Need help since kind of lost on this. I am trying to graph the code below i have in which I made a white noise and used STFT to do the bandpass filtering but now I need to graph the signal in to two graphs for each channel. The result should be graphs. For graph 1a., the horizontal axis should be frequency, the vertical axis should be amplitude. For (2).b, the horizontal axis should be time, the vertical axis should be frequency, and express the amplitude using color.
function newwhitenoise()
L = 5000; %Sample length for the random signal
Pause = 10000; %Sample Pause Gap
mu = 0;
sigma = 2;
%Need to see left signal is not displaying
Left_signal = sigma*randn(L,1) + mu;
Right_signal = sigma*randn(L,1) + mu;
Long_signal = [Left_signal zeros(L,1); zeros(Pause,2); zeros(L,1) Right_signal];
%Player Object
soundRecord(Long_signal);
disp([Left_signal zeros(L,1)]);
%sound(Long_signal, Fs);
%Plots subplots in graph
%figure
%subplot(211);
%plot(Left_signal, 'b'); grid on;
%subplot(212);
%plot(Right_signal, 'r'); grid on;
end
function signalplayer(signal)
%load(signal);
fs = 44100; %Sample Frequency
obj = audioplayer(signal,fs);
play(obj);
end
function soundRecord (signal)
fs = 44100; %Sample Frequency
recObj = audiorecorder(44100, 16, 2);
get(recObj)
%save sound to wave file
%filename = 'location.flac';
audiowrite('input.wav',signal, fs);
if ~exist('inFile')
inFile = 'input.wav';
end
if ~exist('outFile')
outFile = 'output.wav';
end
if ~exist('frameWidth')
frameWidth = 4096; % size of FFT frame, better be a power of 2
end
frameHop = frameWidth/2;
analWindow = hanning(frameWidth);
[inBuffer, Fs] = wavread(inFile);
x = [inBuffer(:,1); linspace(0, 0, frameWidth)']; % use left channel only, zeropad one frame at the end
clear inBuffer;
numSamples = length(x);
numFrames = floor(numSamples/frameHop)-1;
% disp(frameWidth);
% disp(numSamples);
% disp(frameHop);
% disp(numFrames);
% disp(size(analWindow));
% disp(size(transpose(analWindow)));
y = linspace(0, 0, numSamples)';
n = 0; % init sample pointer. unlike MATLAB, i like counting from 0
for frameIndex = 1:numFrames
xWindowed = x(n+1:n+frameWidth) .* analWindow; % get and window the input audio frame
X = fft(fftshift(xWindowed)); % do the FFT
Y = X; % copy the input spectrum to output
% do whatever processing to Y that you like
yWindowed = fftshift(real(ifft(Y))); % convert back to time domain, toss the imaginary part
%disp(size(x(1:frameWidth)));
%disp(size(yWindowed));
y(n+1:n+frameWidth) = y(n+1:n+frameWidth) + yWindowed;
n = n + frameHop;
end
wavwrite(y, Fs, 'output.wav');
For graph 1 try pwelch and for graph 2 try spectrogram.
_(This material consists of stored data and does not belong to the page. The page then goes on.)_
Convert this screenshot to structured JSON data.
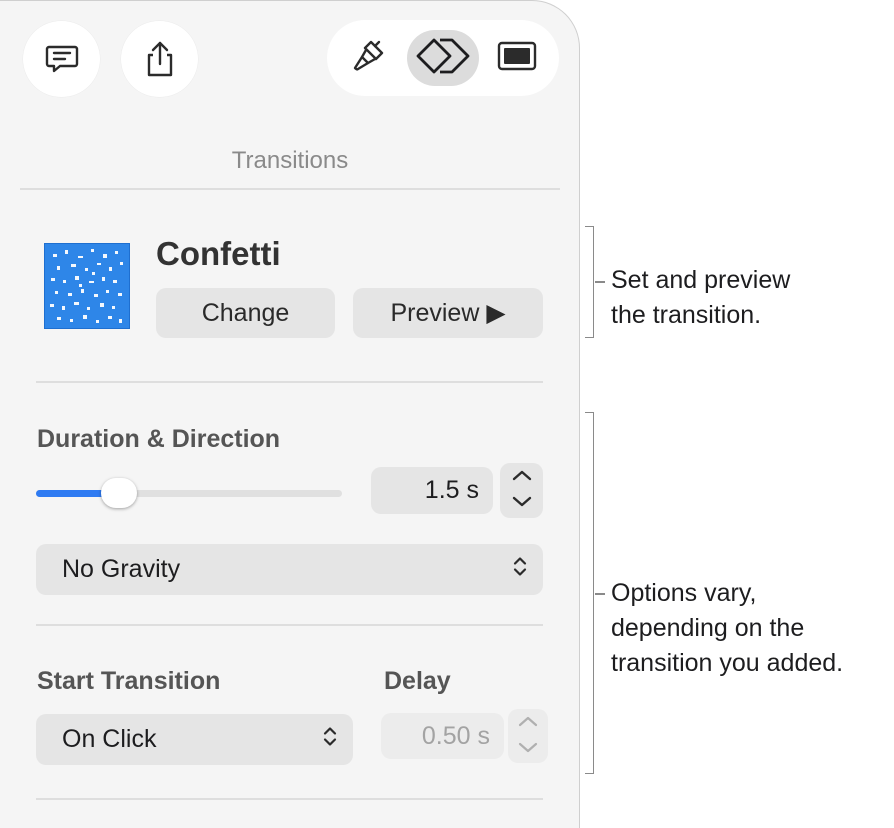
{
  "toolbar": {
    "comment_icon": "comment-bubble-icon",
    "share_icon": "share-icon",
    "format_icon": "paintbrush-icon",
    "animate_icon": "animate-diamond-icon",
    "document_icon": "document-icon"
  },
  "inspector": {
    "section_title": "Transitions",
    "transition": {
      "name": "Confetti",
      "change_label": "Change",
      "preview_label": "Preview ▶"
    },
    "duration": {
      "label": "Duration & Direction",
      "value": "1.5 s",
      "slider_fraction": 0.27,
      "direction": "No Gravity"
    },
    "start": {
      "label": "Start Transition",
      "value": "On Click",
      "delay_label": "Delay",
      "delay_value": "0.50 s"
    }
  },
  "callouts": {
    "set_preview": [
      "Set and preview",
      "the transition."
    ],
    "options": [
      "Options vary,",
      "depending on the",
      "transition you added."
    ]
  },
  "colors": {
    "accent": "#2f7bf2",
    "thumb": "#2e86e8",
    "panel": "#f5f5f5"
  }
}
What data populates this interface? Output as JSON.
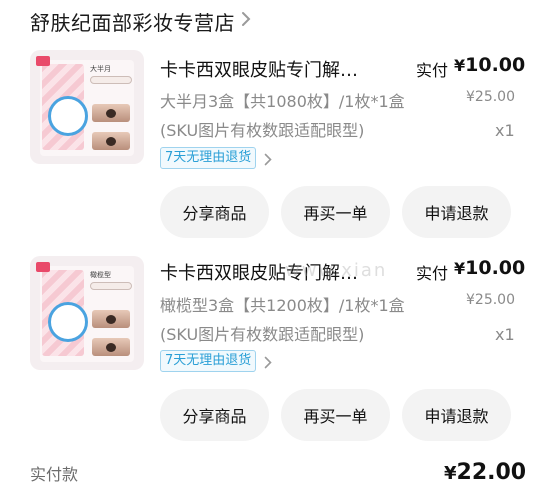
{
  "shop": {
    "name": "舒肤纪面部彩妆专营店"
  },
  "orders": [
    {
      "title": "卡卡西双眼皮贴专门解…",
      "paid_label": "实付",
      "paid_yen": "¥",
      "paid_value": "10.00",
      "original_price": "¥25.00",
      "spec": "大半月3盒【共1080枚】/1枚*1盒",
      "note": "(SKU图片有枚数跟适配眼型)",
      "qty": "x1",
      "badge": "7天无理由退货",
      "thumb_label": "大半月",
      "buttons": {
        "share": "分享商品",
        "rebuy": "再买一单",
        "refund": "申请退款"
      }
    },
    {
      "title": "卡卡西双眼皮贴专门解…",
      "paid_label": "实付",
      "paid_yen": "¥",
      "paid_value": "10.00",
      "original_price": "¥25.00",
      "spec": "橄榄型3盒【共1200枚】/1枚*1盒",
      "note": "(SKU图片有枚数跟适配眼型)",
      "qty": "x1",
      "badge": "7天无理由退货",
      "thumb_label": "橄榄型",
      "buttons": {
        "share": "分享商品",
        "rebuy": "再买一单",
        "refund": "申请退款"
      }
    }
  ],
  "footer": {
    "label": "实付款",
    "total_yen": "¥",
    "total_value": "22.00"
  },
  "watermark": "www.xian"
}
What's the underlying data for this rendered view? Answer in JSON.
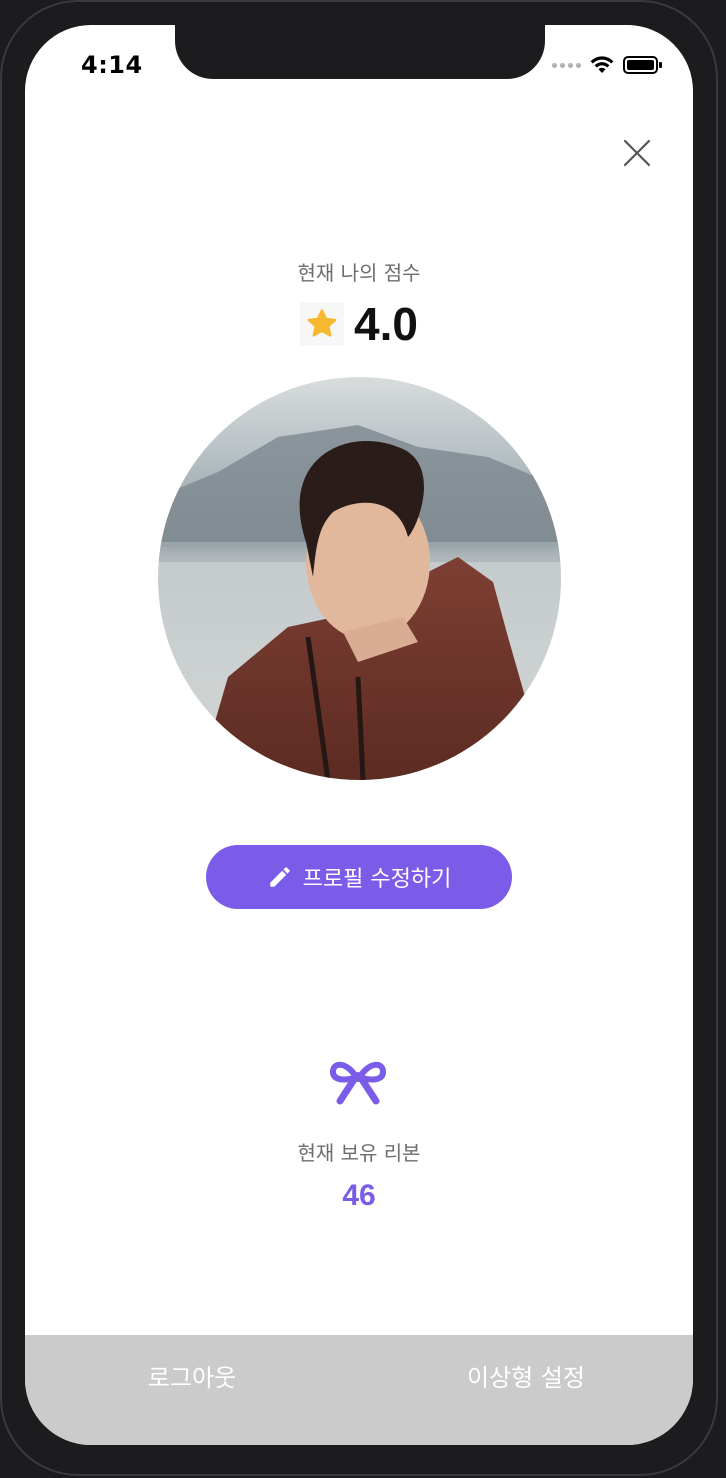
{
  "status_bar": {
    "time": "4:14"
  },
  "score": {
    "label": "현재 나의 점수",
    "value": "4.0",
    "icon": "star-icon",
    "star_color": "#f5b82e"
  },
  "profile": {
    "photo": "profile-photo"
  },
  "edit_profile": {
    "label": "프로필 수정하기",
    "icon": "pencil-icon",
    "color": "#7b5ce8"
  },
  "ribbon": {
    "icon": "ribbon-icon",
    "label": "현재 보유 리본",
    "count": "46",
    "color": "#7b5ce8"
  },
  "bottom_bar": {
    "logout_label": "로그아웃",
    "ideal_type_label": "이상형 설정",
    "background": "#cbcbcb"
  }
}
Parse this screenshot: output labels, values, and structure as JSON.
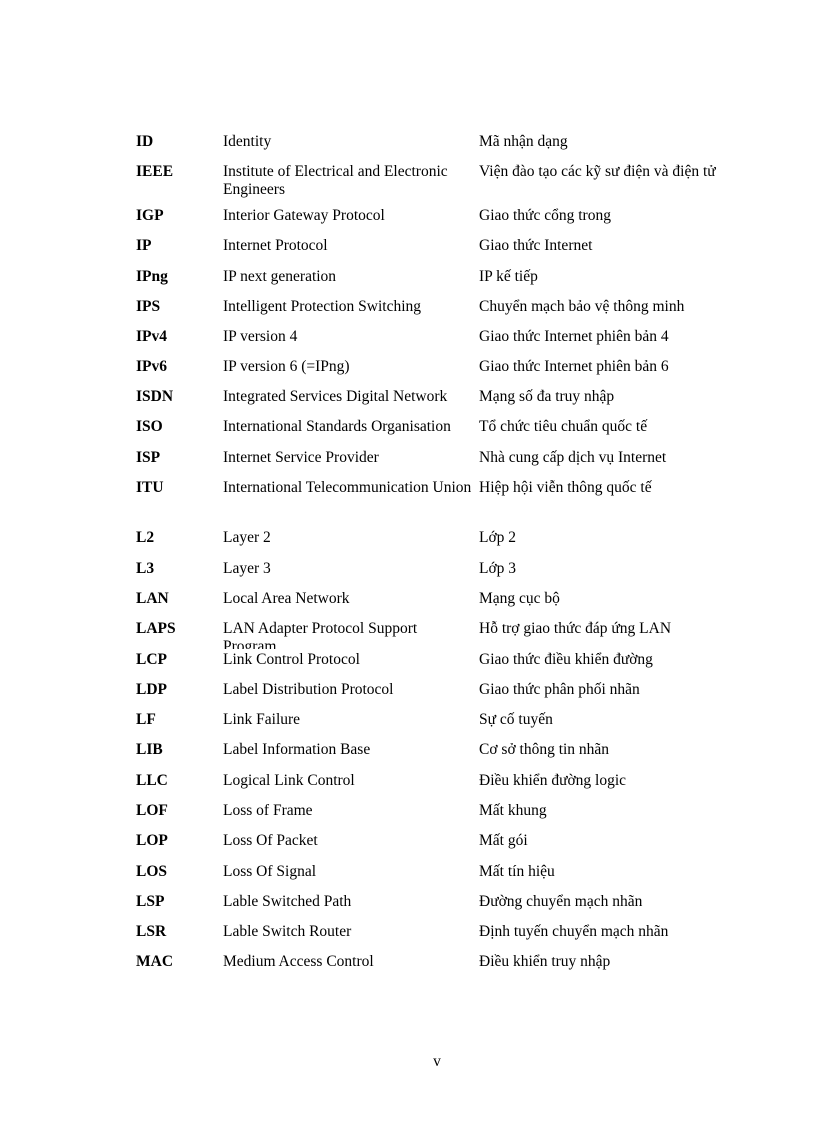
{
  "abbreviations": [
    {
      "abbr": "ID",
      "english": "Identity",
      "vietnamese": "Mã nhận dạng"
    },
    {
      "abbr": "IEEE",
      "english": "Institute of Electrical and Electronic Engineers",
      "vietnamese": "Viện đào tạo các kỹ sư điện và điện tử"
    },
    {
      "abbr": "IGP",
      "english": "Interior Gateway Protocol",
      "vietnamese": "Giao thức cổng trong"
    },
    {
      "abbr": "IP",
      "english": "Internet Protocol",
      "vietnamese": "Giao thức Internet"
    },
    {
      "abbr": "IPng",
      "english": "IP next generation",
      "vietnamese": "IP kế tiếp"
    },
    {
      "abbr": "IPS",
      "english": "Intelligent Protection Switching",
      "vietnamese": "Chuyển mạch bảo vệ thông minh"
    },
    {
      "abbr": "IPv4",
      "english": "IP version 4",
      "vietnamese": "Giao thức Internet phiên bản 4"
    },
    {
      "abbr": "IPv6",
      "english": "IP version 6 (=IPng)",
      "vietnamese": "Giao thức Internet phiên bản 6"
    },
    {
      "abbr": "ISDN",
      "english": "Integrated Services Digital Network",
      "vietnamese": "Mạng số đa truy nhập"
    },
    {
      "abbr": "ISO",
      "english": "International Standards Organisation",
      "vietnamese": "Tổ chức tiêu chuẩn quốc tế"
    },
    {
      "abbr": "ISP",
      "english": "Internet Service Provider",
      "vietnamese": "Nhà cung cấp dịch vụ Internet"
    },
    {
      "abbr": "ITU",
      "english": "International Telecommunication Union",
      "vietnamese": "Hiệp hội viễn thông quốc tế"
    },
    {
      "abbr": "L2",
      "english": "Layer 2",
      "vietnamese": "Lớp 2"
    },
    {
      "abbr": "L3",
      "english": "Layer 3",
      "vietnamese": "Lớp 3"
    },
    {
      "abbr": "LAN",
      "english": "Local Area Network",
      "vietnamese": "Mạng cục bộ"
    },
    {
      "abbr": "LAPS",
      "english": "LAN Adapter Protocol Support Program",
      "vietnamese": "Hỗ trợ giao thức đáp ứng LAN"
    },
    {
      "abbr": "LCP",
      "english": "Link Control Protocol",
      "vietnamese": "Giao thức điều khiển đường"
    },
    {
      "abbr": "LDP",
      "english": "Label Distribution Protocol",
      "vietnamese": "Giao thức phân phối nhãn"
    },
    {
      "abbr": "LF",
      "english": "Link Failure",
      "vietnamese": "Sự cố tuyến"
    },
    {
      "abbr": "LIB",
      "english": "Label Information Base",
      "vietnamese": "Cơ sở thông tin nhãn"
    },
    {
      "abbr": "LLC",
      "english": "Logical Link Control",
      "vietnamese": "Điều khiển đường logic"
    },
    {
      "abbr": "LOF",
      "english": "Loss of Frame",
      "vietnamese": "Mất khung"
    },
    {
      "abbr": "LOP",
      "english": "Loss Of Packet",
      "vietnamese": "Mất gói"
    },
    {
      "abbr": "LOS",
      "english": "Loss Of Signal",
      "vietnamese": "Mất tín hiệu"
    },
    {
      "abbr": "LSP",
      "english": "Lable Switched Path",
      "vietnamese": "Đường chuyển mạch nhãn"
    },
    {
      "abbr": "LSR",
      "english": "Lable Switch Router",
      "vietnamese": "Định tuyến chuyển mạch nhãn"
    },
    {
      "abbr": "MAC",
      "english": "Medium Access Control",
      "vietnamese": "Điều khiển truy nhập"
    }
  ],
  "page_number": "v"
}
pwelch is basically the average of the squared magnitude of the STFT. The spectrogram function returns the STFT of the signal thus it operates on the signal in the time domain.
Both functions are called with the same input parameters and when called with no output, plot the result on the current axes.
If you want the frequency axis to be the vertical (y) in graph 2, use the option 'yaxis' in the call for spectrogram. I suggest you look at the documentation of both functions.